Während die Handwerker im Kinderheim in der Steige zugange sind, sind die Kinder in ein Übergangsdomizil in Beuren umgezogen. Lange haben Heimleiterin Claudia Oster, Mario Biel und Jana Stolze vom Leitungsteam überlegt, wie der Betrieb während der Umbauphase weitergeführt werden kann. Umbau in mehreren Etappen oder Umzug in ein Übergangsquartier? Mit Unterstützung der Gemeinde Beuren ist es gelungen, ein Übergangsdomizil zu finden. Ein Haus in Privatbesitz, das während der Bauphase angemietet werden konnte. Und wie lange werden sich die Brandschutzmaßnahmen hinziehen? „Der Architekt geht von einer Bauzeit von rund acht Monaten aus“, sagt Jana Stolze. Bei den derzeitigen Lieferschwierigkeiten für Baumaterialien sei aber eher mit zehn bis zwölf Monaten zu rechnen, so Stolze.

Im Zusammenhang mit der Sanierung haben Vorstand und Geschäftsführung des Kinderheimes natürlich auch die Zeit nach Abschluss der Bauarbeiten im Blick.

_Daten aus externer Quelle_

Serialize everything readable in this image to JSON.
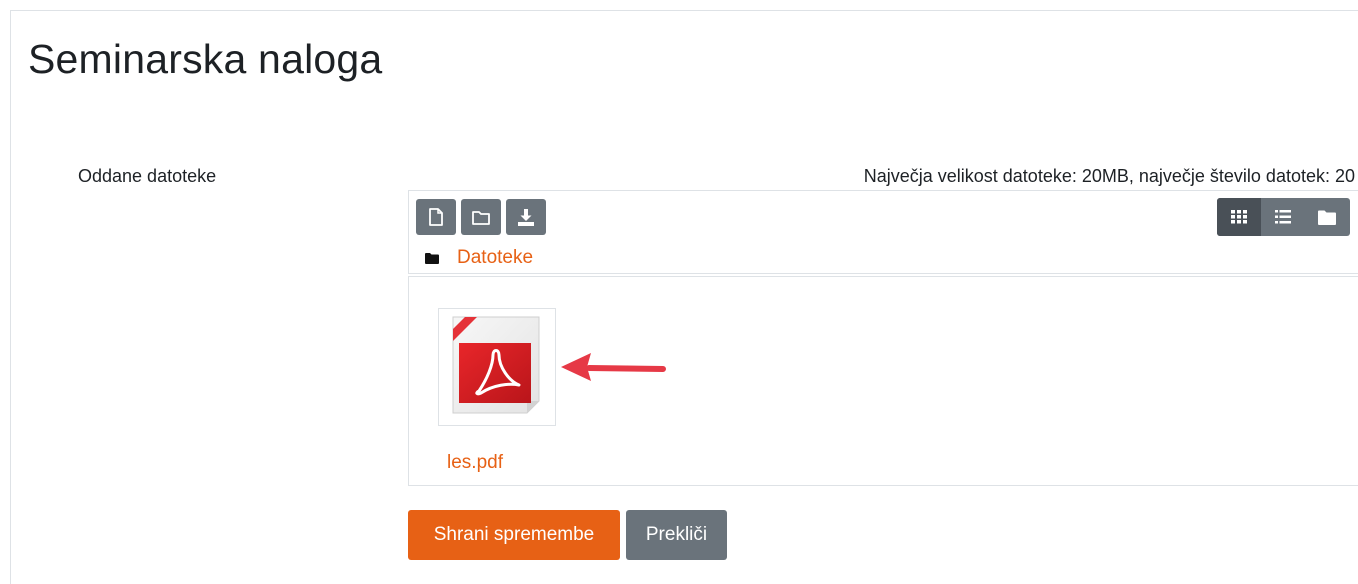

Welche zusätzlichen Angebote kann das Haus Aichele nach erfolgter Brandschutzsanierung machen? Die Erfahrungen zeigen, dass der Hilfebedarf bei Kindern und Familien als Folge der Pandemie noch zunehmen wird. Denn Familientage, das Sommerfest, der Grillabend zur Verabschiedung in die Ferien und auch viele Gespräche sind coronabedingt ausgefallen. „Wir haben viele Online-Angebote gemacht, aber Präsenzveranstaltungen sind nur bedingt zu ersetzen“, sagte Heimleiterin Claudia Oster schon bei einem Gespräch im letzten Sommer.

Nach der erfolgreichen Brandschutzsanierung möchte man im Haus nicht nur wie bisher zwei Gruppen mit jeweils sechs Kindern im Alter zwischen sechs und 18 Jahren anbieten, sondern darüber hinaus eine weitere Vierer-Gruppe für vier- bis achtjährige Kinder mit intensivster Eltern- und Familien-Arbeit. Und ergänzt werden soll das psychotherapeutische Angebot durch ambulante Dienste für Familien im Neuffener Tal (Erziehungsbeistandschaft, sozialpädagogische Familienhilfe, Familienseminare). Die Not von Familien hat sich während des Lockdowns verschärft. „Die Anfragen haben spürbar zugenommen“, so die Heimleitung. Die Kinder leiden unter Gewalt-Erfahrungen, Trennungserlebnissen, schwerem Alkoholmissbrauch, sexuellen Übergriffen und oft sind auch die Eltern psychisch erkrankt. Deshalb ist es Teil des Konzeptes, die Eltern in die Therapie einzubeziehen.

Wichtigste Aufgabe für Heimleitung und Geschäftsführung des Kinderheims ist es jetzt, die Umbaumaßnahmen zu finanzieren, um den Kindern wieder gute Voraussetzungen für eine erfolgreiche Therapie zu bieten.